Tanti ragazzi hanno valutato la prova come più difficile degli anni passati. «Sono soddisfatto del punteggio, considerando che era più difficile degli anni scorsi – dice un ragazzo all’uscita -. Non c’è un metodo più giusto per fare questa selezione, questo è senz’altro il metodo più imparziale». Il suo sogno è entrare in pediatria perché «i bambini hanno delle personalità più interessanti rispetto a quelle degli adulti». «Come sempre il test avrà soddisfatto alcuni e deluso altri. Io probabilmente dovrò riprovare l’anno prossimo – ammette sconsolato un altro ragazzo che invece aspira a Cardiologia: «È l’unica branca che mi affascina e ho già fatto un’esperienza che mi ha convinto». «Era in equilibrio con le simulazioni che facevo, io mi sono esercitato con AIMS – Accademia Italiana Medici Specializzandi e non ho trovato grandi differenze – aggiunge un altro candidato che invece sogna di diventare Anestesista rianimatore: «Mi affascinano diverse cose del corpo umano e la conoscenza farmacologica. In terapia intensiva devi conoscere diversi ambiti. Poi mi piace anche l’ambito del primo soccorso. Il Covid non ha influito, anzi spero abbia fatto cambiare idea a tante persone». Di parere opposto una collega: «Era davvero difficile. Più difficile delle simulazioni. C’erano troppe domande le cui risposte erano molto simili tra loro a cui non era facile rispondere».
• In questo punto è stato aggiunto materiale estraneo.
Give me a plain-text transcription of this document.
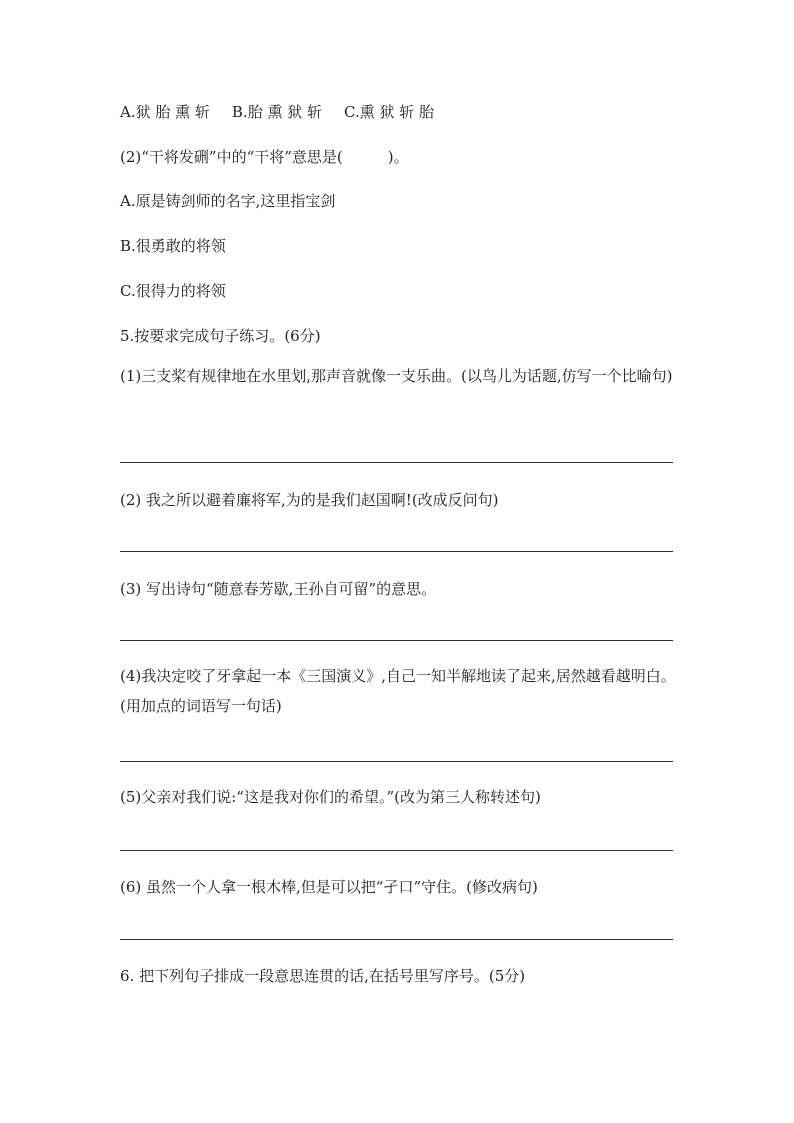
A.狱 胎 熏 斩 B.胎 熏 狱 斩 C.熏 狱 斩 胎
(2)“干将发硎”中的“干将”意思是(　　　)。
A.原是铸剑师的名字,这里指宝剑
B.很勇敢的将领
C.很得力的将领
5.按要求完成句子练习。(6分)
(1)三支桨有规律地在水里划,那声音就像一支乐曲。(以鸟儿为话题,仿写一个比喻句)
(2) 我之所以避着廉将军,为的是我们赵国啊!(改成反问句)
(3) 写出诗句“随意春芳歇,王孙自可留”的意思。
(4)我决定咬了牙拿起一本《三国演义》,自己一知半解地读了起来,居然越看越明白。(用加点的词语写一句话)
(5)父亲对我们说:“这是我对你们的希望。”(改为第三人称转述句)
(6) 虽然一个人拿一根木棒,但是可以把“孑口”守住。(修改病句)
6. 把下列句子排成一段意思连贯的话,在括号里写序号。(5分)
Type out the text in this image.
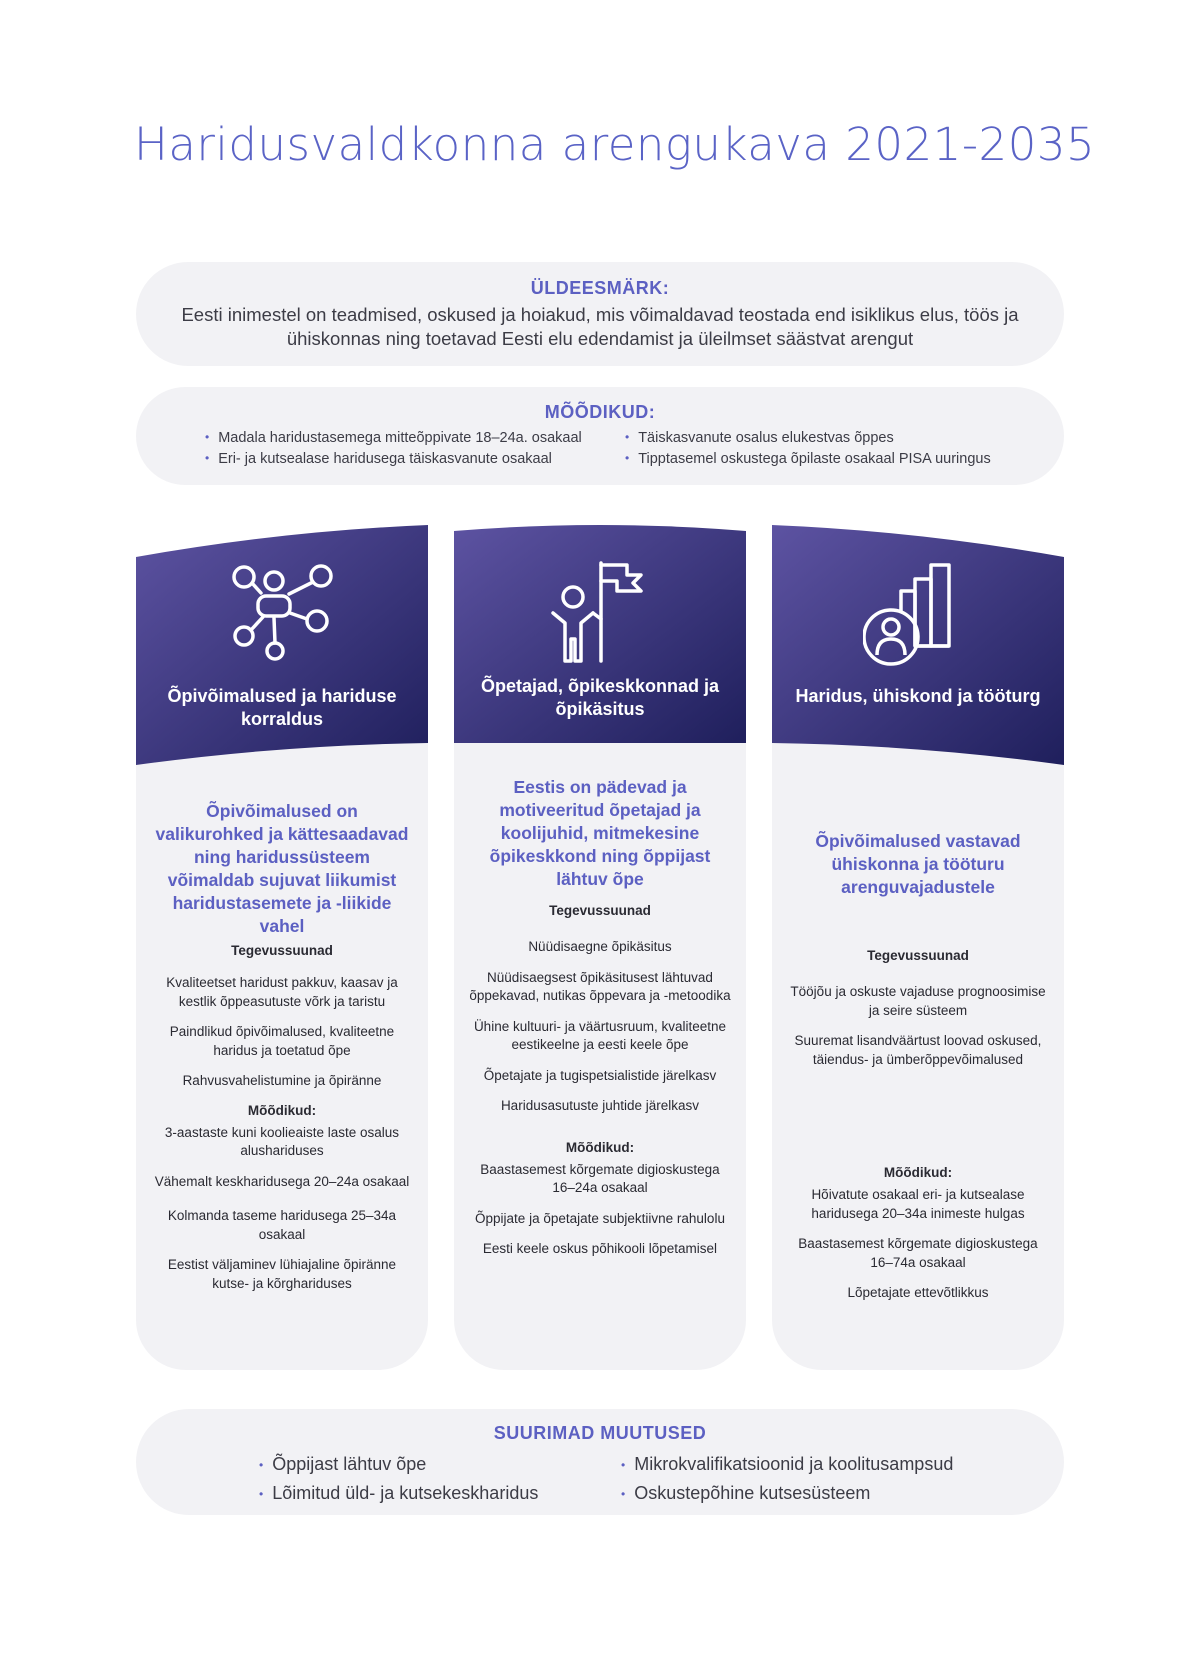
Haridusvaldkonna arengukava 2021-2035
ÜLDEESMÄRK:
Eesti inimestel on teadmised, oskused ja hoiakud, mis võimaldavad teostada end isiklikus elus, töös ja ühiskonnas ning toetavad Eesti elu edendamist ja üleilmset säästvat arengut
MÕÕDIKUD:
• Madala haridustasemega mitteõppivate 18–24a. osakaal
• Eri- ja kutsealase haridusega täiskasvanute osakaal
• Täiskasvanute osalus elukestvas õppes
• Tipptasemel oskustega õpilaste osakaal PISA uuringus
Õpivõimalused ja hariduse korraldus
Õpivõimalused on valikurohked ja kättesaadavad ning haridussüsteem võimaldab sujuvat liikumist haridustasemete ja -liikide vahel
Tegevussuunad
Kvaliteetset haridust pakkuv, kaasav ja kestlik õppeasutuste võrk ja taristu
Paindlikud õpivõimalused, kvaliteetne haridus ja toetatud õpe
Rahvusvahelistumine ja õpiränne
Mõõdikud:
3-aastaste kuni koolieaiste laste osalus alushariduses
Vähemalt keskharidusega 20–24a osakaal
Kolmanda taseme haridusega 25–34a osakaal
Eestist väljaminev lühiajaline õpiränne kutse- ja kõrghariduses
Õpetajad, õpikeskkonnad ja õpikäsitus
Eestis on pädevad ja motiveeritud õpetajad ja koolijuhid, mitmekesine õpikeskkond ning õppijast lähtuv õpe
Tegevussuunad
Nüüdisaegne õpikäsitus
Nüüdisaegsest õpikäsitusest lähtuvad õppekavad, nutikas õppevara ja -metoodika
Ühine kultuuri- ja väärtusruum, kvaliteetne eestikeelne ja eesti keele õpe
Õpetajate ja tugispetsialistide järelkasv
Haridusasutuste juhtide järelkasv
Mõõdikud:
Baastasemest kõrgemate digioskustega 16–24a osakaal
Õppijate ja õpetajate subjektiivne rahulolu
Eesti keele oskus põhikooli lõpetamisel
Haridus, ühiskond ja tööturg
Õpivõimalused vastavad ühiskonna ja tööturu arenguvajadustele
Tegevussuunad
Tööjõu ja oskuste vajaduse prognoosimise ja seire süsteem
Suuremat lisandväärtust loovad oskused, täiendus- ja ümberõppevõimalused
Mõõdikud:
Hõivatute osakaal eri- ja kutsealase haridusega 20–34a inimeste hulgas
Baastasemest kõrgemate digioskustega 16–74a osakaal
Lõpetajate ettevõtlikkus
SUURIMAD MUUTUSED
• Õppijast lähtuv õpe
• Lõimitud üld- ja kutsekeskharidus
• Mikrokvalifikatsioonid ja koolitusampsud
• Oskustepõhine kutsesüsteem
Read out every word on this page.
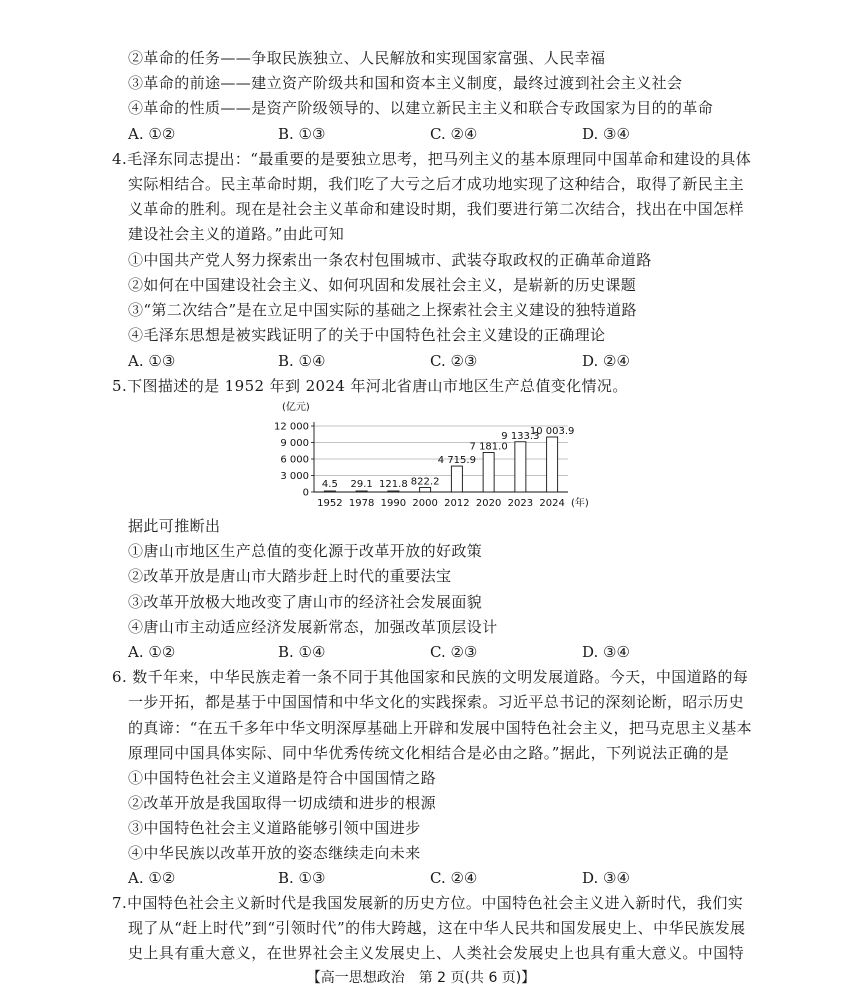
②革命的任务——争取民族独立、人民解放和实现国家富强、人民幸福
③革命的前途——建立资产阶级共和国和资本主义制度，最终过渡到社会主义社会
④革命的性质——是资产阶级领导的、以建立新民主主义和联合专政国家为目的的革命
A. ①②	B. ①③	C. ②④	D. ③④
4.毛泽东同志提出：“最重要的是要独立思考，把马列主义的基本原理同中国革命和建设的具体
实际相结合。民主革命时期，我们吃了大亏之后才成功地实现了这种结合，取得了新民主主
义革命的胜利。现在是社会主义革命和建设时期，我们要进行第二次结合，找出在中国怎样
建设社会主义的道路。”由此可知
①中国共产党人努力探索出一条农村包围城市、武装夺取政权的正确革命道路
②如何在中国建设社会主义、如何巩固和发展社会主义，是崭新的历史课题
③“第二次结合”是在立足中国实际的基础之上探索社会主义建设的独特道路
④毛泽东思想是被实践证明了的关于中国特色社会主义建设的正确理论
A. ①③	B. ①④	C. ②③	D. ②④
5.下图描述的是 1952 年到 2024 年河北省唐山市地区生产总值变化情况。
(亿元)
0
3 000
6 000
9 000
12 000
4.5
1952
29.1
1978
121.8
1990
822.2
2000
4 715.9
2012
7 181.0
2020
9 133.3
2023
10 003.9
2024 (年)
据此可推断出
①唐山市地区生产总值的变化源于改革开放的好政策
②改革开放是唐山市大踏步赶上时代的重要法宝
③改革开放极大地改变了唐山市的经济社会发展面貌
④唐山市主动适应经济发展新常态，加强改革顶层设计
A. ①②	B. ①④	C. ②③	D. ③④
6. 数千年来，中华民族走着一条不同于其他国家和民族的文明发展道路。今天，中国道路的每
一步开拓，都是基于中国国情和中华文化的实践探索。习近平总书记的深刻论断，昭示历史
的真谛：“在五千多年中华文明深厚基础上开辟和发展中国特色社会主义，把马克思主义基本
原理同中国具体实际、同中华优秀传统文化相结合是必由之路。”据此，下列说法正确的是
①中国特色社会主义道路是符合中国国情之路
②改革开放是我国取得一切成绩和进步的根源
③中国特色社会主义道路能够引领中国进步
④中华民族以改革开放的姿态继续走向未来
A. ①②	B. ①③	C. ②④	D. ③④
7.中国特色社会主义新时代是我国发展新的历史方位。中国特色社会主义进入新时代，我们实
现了从“赶上时代”到“引领时代”的伟大跨越，这在中华人民共和国发展史上、中华民族发展
史上具有重大意义，在世界社会主义发展史上、人类社会发展史上也具有重大意义。中国特
【高一思想政治　第 2 页(共 6 页)】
I candidati hanno dovuto sostenere una prova scritta, identica a livello nazionale, che consiste in un test di 140 quesiti a risposta multipla con cinque opzioni di risposta su argomenti caratterizzanti il corso di laurea in Medicina e chirurgia e su argomenti inerenti i settori scientifico-disciplinari di riferimento delle diverse tipologie di scuola inerenti il concorso. «Ho fatto un casino» ammette una ragazza che aggiunge: «Me lo aspettavo più semplice. In tutti i casi è solo un tentativo, io voglio fare il medico di base». Tra le specializzazioni più gettonate c’è Pediatria forse perché, come racconta una ragazza, «la parte umana che sta dietro è interessante e ti lascia molto». C’è invece chi ha scelto Neurologia perché «ha un lato oltre che medico anche assistenziale, umano molto bello. Spesso per le patologie neurologiche non c’è molto da fare da un punto di vista farmacologico ma dal punto di vista assistenziale si può fare tanto». «Secondo me serve una buona preparazione e i nuovi concorrenti non hanno la preparazione adatta per affrontarlo» spiega una giovane dottoressa, a cui fa eco una sua collega: «Non ho avuto tempo di studiare, mi sono laureata due settimane fa quindi non credo di averlo passato. Quest’anno cercherò di lavorare qua e là».
A caldo tanti ragazzi non vogliono pensare al rischio di rimanere intrappolati nell’imbuto formativo. Forse inizia a subentrare anche un po’ di rassegnazione e molti sono convinti che il miraggio di una borsa di studio per ogni laureato, come chiesto dalle associazioni di categoria, è destinato a rimanere tale. «Serve disponibilità di strutture e posti per tutti, servirebbe una borsa per ogni laureato» invoca un concorrente, mentre una ragazza spiega che si tratta «di un problema costante che si ripercuoterà anche sugli anni futuri e finché non si cambia qualcosa è difficile che ci sia un miglioramento anche dopo che verrà smaltita questa sovrapposizione di annate». «È un problema di soldi e politica», gli fa eco una collega che aggiunge: «Sarebbe meglio non far entrare le persone a Medicina se tanto poi non gli si dà la possibilità di specializzarsi».
Certamente, questi giovani medici non si fermeranno al primo scoglio e continueranno ad inseguire il sogno di una vita fino alla fine. Perché, come spiega una candidata, «abbiamo scelto di fare il medico per fare qualcosa di ‘universalmente utile’, per parafrasare il dottor Zivago».